Klaus Schwab, fondateur et président exécutif du Forum économique mondial et Richard Samans directeur du Centre for the Global Agenda
Klaus Schwab

 Il n'y a pas de plus grand défi politique qui préoccupe les dirigeants du monde entier que celui de faire partager la croissance économique de la mondialisation, au profit de tout le monde. En effet, un consensus géographiquement et idéologiquement diversifié a émergé pour dire qu'un modèle de développement économique nouveau - ou du moins largement amélioré - sera nécessaire si une croissance plus inclusive est véritablement recherchée.

Quelles recettes?

Malheureusement, ce consensus politique est resté jusqu'ici au stade de l'ambition, plutôt que de prescription. Les décideurs politiques doivent encore élaborer un cadre politique internationalement reconnu - accompagné d'un ensemble d'indicateurs et de jalons mesurables - pour guider les pays recherchant l'amélioration généralisée des conditions de vie, au lieu de simplement continuer à utiliser la croissance du PIB comme mesure ultime de la performance de l'économie nationale.

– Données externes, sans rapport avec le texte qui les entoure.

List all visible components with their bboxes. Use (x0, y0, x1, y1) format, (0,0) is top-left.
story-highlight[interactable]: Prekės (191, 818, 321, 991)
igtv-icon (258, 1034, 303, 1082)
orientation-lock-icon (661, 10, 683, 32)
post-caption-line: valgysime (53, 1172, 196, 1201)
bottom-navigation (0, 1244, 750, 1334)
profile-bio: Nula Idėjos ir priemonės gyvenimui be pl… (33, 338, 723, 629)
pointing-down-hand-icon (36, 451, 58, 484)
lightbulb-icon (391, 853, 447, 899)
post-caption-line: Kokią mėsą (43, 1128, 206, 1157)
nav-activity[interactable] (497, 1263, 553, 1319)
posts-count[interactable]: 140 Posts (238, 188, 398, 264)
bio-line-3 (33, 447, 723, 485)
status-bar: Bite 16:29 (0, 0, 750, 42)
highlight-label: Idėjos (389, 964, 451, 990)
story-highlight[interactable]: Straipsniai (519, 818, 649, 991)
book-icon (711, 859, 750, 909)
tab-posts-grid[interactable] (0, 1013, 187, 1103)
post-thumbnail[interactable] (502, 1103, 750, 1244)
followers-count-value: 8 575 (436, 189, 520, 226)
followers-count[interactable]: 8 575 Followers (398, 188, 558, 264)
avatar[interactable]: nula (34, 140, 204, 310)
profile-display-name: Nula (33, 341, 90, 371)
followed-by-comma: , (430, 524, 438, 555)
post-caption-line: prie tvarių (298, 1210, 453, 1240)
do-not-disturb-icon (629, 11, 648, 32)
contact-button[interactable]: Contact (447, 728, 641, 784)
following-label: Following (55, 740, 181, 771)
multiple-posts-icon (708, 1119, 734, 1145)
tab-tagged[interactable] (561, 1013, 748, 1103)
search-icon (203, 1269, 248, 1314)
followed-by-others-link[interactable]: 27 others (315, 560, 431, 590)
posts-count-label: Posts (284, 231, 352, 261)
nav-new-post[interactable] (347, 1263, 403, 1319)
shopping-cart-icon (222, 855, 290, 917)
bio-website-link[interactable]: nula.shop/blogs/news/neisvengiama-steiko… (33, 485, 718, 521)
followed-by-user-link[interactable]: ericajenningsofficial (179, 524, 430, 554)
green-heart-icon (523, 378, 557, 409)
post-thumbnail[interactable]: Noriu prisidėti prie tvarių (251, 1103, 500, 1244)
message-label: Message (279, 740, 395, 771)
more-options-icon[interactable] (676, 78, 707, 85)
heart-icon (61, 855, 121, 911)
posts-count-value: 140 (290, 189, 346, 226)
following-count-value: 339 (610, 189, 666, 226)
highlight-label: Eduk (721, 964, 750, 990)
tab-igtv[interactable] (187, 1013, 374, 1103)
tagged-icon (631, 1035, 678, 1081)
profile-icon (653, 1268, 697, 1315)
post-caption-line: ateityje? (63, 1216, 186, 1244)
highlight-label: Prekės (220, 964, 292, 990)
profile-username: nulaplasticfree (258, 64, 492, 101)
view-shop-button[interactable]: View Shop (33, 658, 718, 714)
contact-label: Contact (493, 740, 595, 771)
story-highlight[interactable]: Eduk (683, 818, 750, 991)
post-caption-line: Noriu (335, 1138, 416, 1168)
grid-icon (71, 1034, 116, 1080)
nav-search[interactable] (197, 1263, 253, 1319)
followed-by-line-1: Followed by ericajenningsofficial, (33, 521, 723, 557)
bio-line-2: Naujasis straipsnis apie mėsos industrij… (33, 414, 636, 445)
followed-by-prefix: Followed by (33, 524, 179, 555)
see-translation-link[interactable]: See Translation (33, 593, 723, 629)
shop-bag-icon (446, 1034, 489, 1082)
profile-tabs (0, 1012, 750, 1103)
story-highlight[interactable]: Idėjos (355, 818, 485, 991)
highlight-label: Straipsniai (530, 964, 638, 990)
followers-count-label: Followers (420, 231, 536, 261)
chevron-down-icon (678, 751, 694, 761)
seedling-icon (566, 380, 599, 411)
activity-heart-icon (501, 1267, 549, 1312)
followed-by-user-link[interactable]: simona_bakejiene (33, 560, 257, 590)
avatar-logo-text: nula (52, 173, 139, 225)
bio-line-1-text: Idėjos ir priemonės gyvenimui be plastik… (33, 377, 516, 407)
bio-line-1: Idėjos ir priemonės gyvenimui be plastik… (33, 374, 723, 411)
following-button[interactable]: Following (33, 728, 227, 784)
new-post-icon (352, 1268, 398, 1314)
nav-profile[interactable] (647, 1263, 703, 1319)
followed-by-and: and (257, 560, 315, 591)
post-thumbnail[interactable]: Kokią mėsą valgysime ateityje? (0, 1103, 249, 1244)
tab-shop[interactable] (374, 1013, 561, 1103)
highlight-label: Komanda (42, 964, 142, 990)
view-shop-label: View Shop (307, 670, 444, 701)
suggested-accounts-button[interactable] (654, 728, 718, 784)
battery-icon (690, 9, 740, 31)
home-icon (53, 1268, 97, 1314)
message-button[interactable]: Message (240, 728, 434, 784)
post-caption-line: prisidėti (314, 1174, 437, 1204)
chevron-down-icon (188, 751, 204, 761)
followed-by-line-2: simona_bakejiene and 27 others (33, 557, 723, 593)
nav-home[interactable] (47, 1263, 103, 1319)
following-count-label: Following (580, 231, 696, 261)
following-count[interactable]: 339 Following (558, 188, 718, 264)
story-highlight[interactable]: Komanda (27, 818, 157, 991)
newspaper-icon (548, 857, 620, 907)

Pour créer des opportunités et améliorer le niveau de vie, il faut faire jouer un ensemble de politiques économiques structurelles et institutionnelles, dont beaucoup n'ont pas trait à l'éducation ou la redistribution (qui sont les champs les plus fréquemment présentés dans les discussions sur l'inégalité). Il y a une reconnaissance croissante de l'importance des institutions - notamment les cadres juridiques et les organismes publics qui gèrent les règles et les incitations - dans le processus de développement. Mais cette reconnaissance n'a pas encore influencé véritablement la façon dont la plupart des économistes et des décideurs pensent la croissance économique.

Le rôle des institutions

Le rôle joué par les institutions pour façonner la croissance économique était une des principales conclusions de l'étude référence de la Banque mondiale publiée en 1993 sous le titre Le Miracle de l'Asie de l'Est, qui examinait ce qui a permis aux huit pays de la région d'atteindre une "forte croissance accompagnée d'une diminution des inégalités" entre 1965 et 1990. La Commission sur la croissance et le développement, présidée par le prix Nobel d'économie Michael Spence, est parvenue à une conclusion semblable dans son rapport de 2008, The Growth Report: Strategies for Sustained Growth and Inclusive Development.

Un modèle plus inclusif

La leçon apparait également clairement dans l'histoire économique du XXe siècle, lorsque - en particulier au cours des décennies suivant la Grande Dépression - la plupart des pays industrialisés avancés d'aujourd'hui ont subi un processus soutenu d'approfondissement institutionnel qui a élargi la base et renforcé la résilience de leur économie. Les réformes visant la politique du travail, le climat d'investissement, l'assurance sociale, la concurrence, l'éducation et l'infrastructure ont créé un modèle de croissance plus inclusif et plus durable en répartissant le pouvoir d'achat, ce qui a soutenu la demande globale et réduit la vulnérabilité face aux évolutions en dent de scie liées à l'investissement.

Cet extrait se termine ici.